Where is Australia in the Electrification Race?
The world is undergoing a significant transition towards electrification, and the race is on to determine which countries will lead the way. Electrification refers to the use of electricity to power devices, vehicles, and homes, instead of relying on fossil fuels. This move is essential to reducing greenhouse gas emissions and combating climate change.
The Electrification Race Around the World
Norway is currently leading the electrification race, with electric vehicles accounting for over three-quarters of all new car sales in 2022. The country also generates 98 per cent of its electricity from renewables, mainly from hydropower with thermal and wind energy additions.
New Zealand is also making significant strides towards electrification, having generated 84 per cent of its electricity from renewables and aiming to be 100 per cent renewable by 2035 and carbon-neutral by 2050.

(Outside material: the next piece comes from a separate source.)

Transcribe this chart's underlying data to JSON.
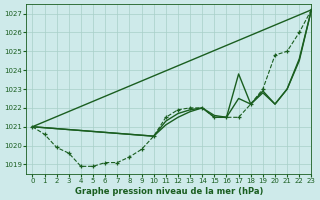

Sweden has reached its goal of 50 per cent renewable energy in 2020, eight years ahead of schedule, and is on track to achieve 100 per cent by 2040.
If you’re interested in learning more about which other countries are leading the charge on renewable energy, be sure to check out the Climate Council‘s article.
Where Does Australia Sit in this Race?
Australia, on the other hand, has been slower to adopt electrification than some other countries, with just 35.9 per cent of its total electricity generation coming from renewables. However, this figure has more than doubled from 16.9 per cent in 2017. Electric vehicle sales have been slow, accounting for just 3.8 per cent of all new car sales, although this figure is increasing, and plans are underway to build a network of electric vehicle charging stations across the country.
With the right policies and investments in place, Australia has the potential to become a leader in electrification in the coming years. Harnessing its abundant natural resources, such as wind, sun, and land, would position Australia as a global leader in renewable energy and demonstrate the country’s commitment to taking climate action. The benefits of switching to renewable energy go beyond reducing emissions; it also contributes to a secure economy, job creation, and a reliable energy system.